IBM and The Metropolitan Museum of Art today announced the successful installation of a new wireless environmental sensor network at the Museum called Low-Power Mote that will help preserve the works of art in its world-renowned, encyclopedic collection.
This technology has recently been installed and is currently being tested at The Cloisters museum and gardens, the branch of the Metropolitan Museum devoted to the art and architecture of medieval Europe. Located in northern Manhattan, The Cloisters has a collection of approximately 3,000 works of art, most dating from the 12th through the 15th century, ranging from illuminated manuscripts to polychrome wood sculptures, paintings, and tapestries.
"This pilot project has the potential to become an important tool in the Metropolitan Museum's ongoing efforts to achieve the best environmental conditions for the works of art in our care," said Paolo Dionisi Vici, Associate Research Scientist in the Department of Scientific Research at The Metropolitan Museum of Art. "This new technology offers a real-time, detailed picture of the environment, and we are now working on an upgrade that will also monitor the actual reactions of the works of art to the environment. These developments have the potential for us to create 'sensing environments' for works of art that will provide constant feedback, enabling conservators, curators, and facilities experts to fine-tune their approaches to establishing and adapting as necessary the exhibition and storage conditions."
Works of art are very sensitive to fluctuations in temperature, relative humidity, and other environmental conditions.
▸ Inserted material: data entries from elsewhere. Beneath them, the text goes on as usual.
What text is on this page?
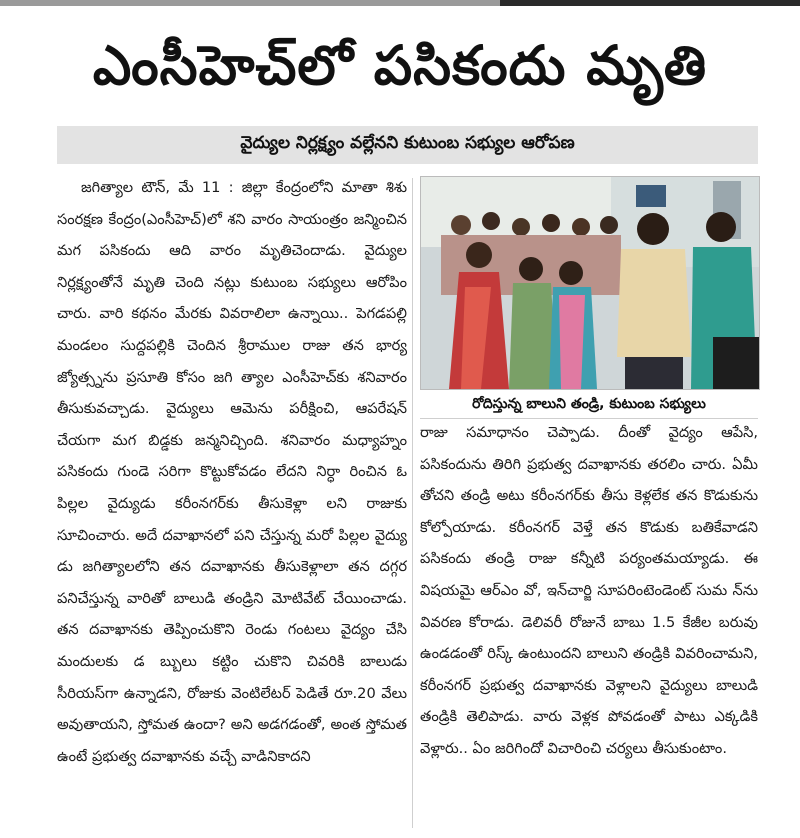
ఎంసీహెచ్‌లో పసికందు మృతి
వైద్యుల నిర్లక్ష్యం వల్లేనని కుటుంబ సభ్యుల ఆరోపణ
జగిత్యాల టౌన్, మే 11 : జిల్లా కేంద్రంలోని మాతా శిశు సంరక్షణ కేంద్రం(ఎంసీహెచ్)లో శని వారం సాయంత్రం జన్మించిన మగ పసికందు ఆది వారం మృతిచెందాడు. వైద్యుల నిర్లక్ష్యంతోనే మృతి చెంది నట్లు కుటుంబ సభ్యులు ఆరోపిం చారు. వారి కథనం మేరకు వివరాలిలా ఉన్నాయి.. పెగడపల్లి మండలం సుద్దపల్లికి చెందిన శ్రీరాముల రాజు తన భార్య జ్యోత్స్నను ప్రసూతి కోసం జగి త్యాల ఎంసీహెచ్‌కు శనివారం తీసుకువచ్చాడు. వైద్యులు ఆమెను పరీక్షించి, ఆపరేషన్ చేయగా మగ బిడ్డకు జన్మనిచ్చింది. శనివారం మధ్యాహ్నం పసికందు గుండె సరిగా కొట్టుకోవడం లేదని నిర్ధా రించిన ఓ పిల్లల వైద్యుడు కరీంనగర్‌కు తీసుకెళ్లా లని రాజుకు సూచించారు. అదే దవాఖానలో పని చేస్తున్న మరో పిల్లల వైద్యు డు జగిత్యాలలోని తన దవాఖానకు తీసుకెళ్లాలా తన దగ్గర పనిచేస్తున్న వారితో బాలుడి తండ్రిని మోటివేట్ చేయించాడు. తన దవాఖానకు తెప్పించుకొని రెండు గంటలు వైద్యం చేసి మందులకు డ బ్బులు కట్టిం చుకొని చివరికి బాలుడు సీరియస్‌గా ఉన్నాడని, రోజుకు వెంటిలేటర్ పెడితే రూ.20 వేలు అవుతాయని, స్తోమత ఉందా? అని అడగడంతో, అంత స్తోమత ఉంటే ప్రభుత్వ దవాఖానకు వచ్చే వాడినికాదని
రోదిస్తున్న బాలుని తండ్రి, కుటుంబ సభ్యులు
రాజు సమాధానం చెప్పాడు. దీంతో వైద్యం ఆపేసి, పసికందును తిరిగి ప్రభుత్వ దవాఖానకు తరలిం చారు. ఏమీ తోచని తండ్రి అటు కరీంనగర్‌కు తీసు కెళ్లలేక తన కొడుకును కోల్పోయాడు. కరీంనగర్ వెళ్తే తన కొడుకు బతికేవాడని పసికందు తండ్రి రాజు కన్నీటి పర్యంతమయ్యాడు. ఈ విషయమై ఆర్‌ఎం వో, ఇన్‌చార్జి సూపరింటెండెంట్ సుమ న్‌ను వివరణ కోరాడు. డెలివరీ రోజునే బాబు 1.5 కేజీల బరువు ఉండడంతో రిస్క్ ఉంటుందని బాలుని తండ్రికి వివరించామని, కరీంనగర్ ప్రభుత్వ దవాఖానకు వెళ్లాలని వైద్యులు బాలుడి తండ్రికి తెలిపాడు. వారు వెళ్లక పోవడంతో పాటు ఎక్కడికి వెళ్లారు.. ఏం జరిగిందో విచారించి చర్యలు తీసుకుంటాం.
To preserve them for posterity, the climate in the galleries is tightly controlled and sealed cases are used for the most delicate objects.
Working with experts at the Metropolitan Museum to address the complex environment associated with art conservation, scientists from IBM Research are implementing the comprehensive solution called Low-Power Mote technology. This involves time-stamped data collection through a wireless sensor network, data storage with real-time visualization, modeling, and analysis. This results in an ultra-low-power physical analytics technique that, combined with cloud computing capabilities, allows micro-environment sensing and more precise and accurate modeling.
In the initial phase, IBM has deployed 100 sensors in strategic locations in several adjacent rooms of the Museum, allowing for high-definition monitoring of the environment that captures the subtle dynamics of the space. Sensors measure temperature, humidity, air flow, contamination levels, door positions, light levels, and more. All of the data is fed into a software application where it is modeled to provide detailed real-time 3D temperature, humidity, and dew-point distributions. A distinct feature of this technology lies in its unique analytical capabilities, which leverage several physics-based models for optimum operation, and controls and make it possible to generate and visualize hydrodynamic flows in real time.
With this unique analytics technology, the Metropolitan Museum's scientists and conservators will be able to probe localized variations in climate developing detailed microclimate maps of the galleries at The Cloisters. The measurements will also enable the Museum's scientists to correlate the reaction of art objects to environmental changes in order to develop object-oriented tests and predictive models for art preservation more accurately. This advance, which represents a shift from monitoring the environment to creating a sensing environment, will eventually be expanded to the Museum's main building on Fifth Avenue at 82nd Street in Manhattan as well.
Next steps for this technology include expanding over additional galleries of the museum, with the goal of developing an improved understanding of the effect of micro-climatic variations eventually leading to a fundamentally better approach to preservation of the art objects, throughout the museum.
"This project is a prime example of IBM's physical analytics capabilities that can help predict and forecast change, and we're pleased we can collaborate with the Metropolitan Museum to preserve treasured artifacts for generations to come," said Hendrik Hamann, research manager, IBM Research. "This technology has emerged out of IBM's work on the energy optimization of industrial spaces such as computer datacenters, and represents a migration of this approach to other industrial and public spaces that can employ a vast variety of networked sensors. Whether it be an art object, or any other monitoring criteria within a building or a campus, building operators need to gain a better understanding of the environmental conditions that are impacting their spaces. IBM's Low-Power Mote Technology can help users gain access to real-time physical data and its interpretation, enabling quick and accurate predicts."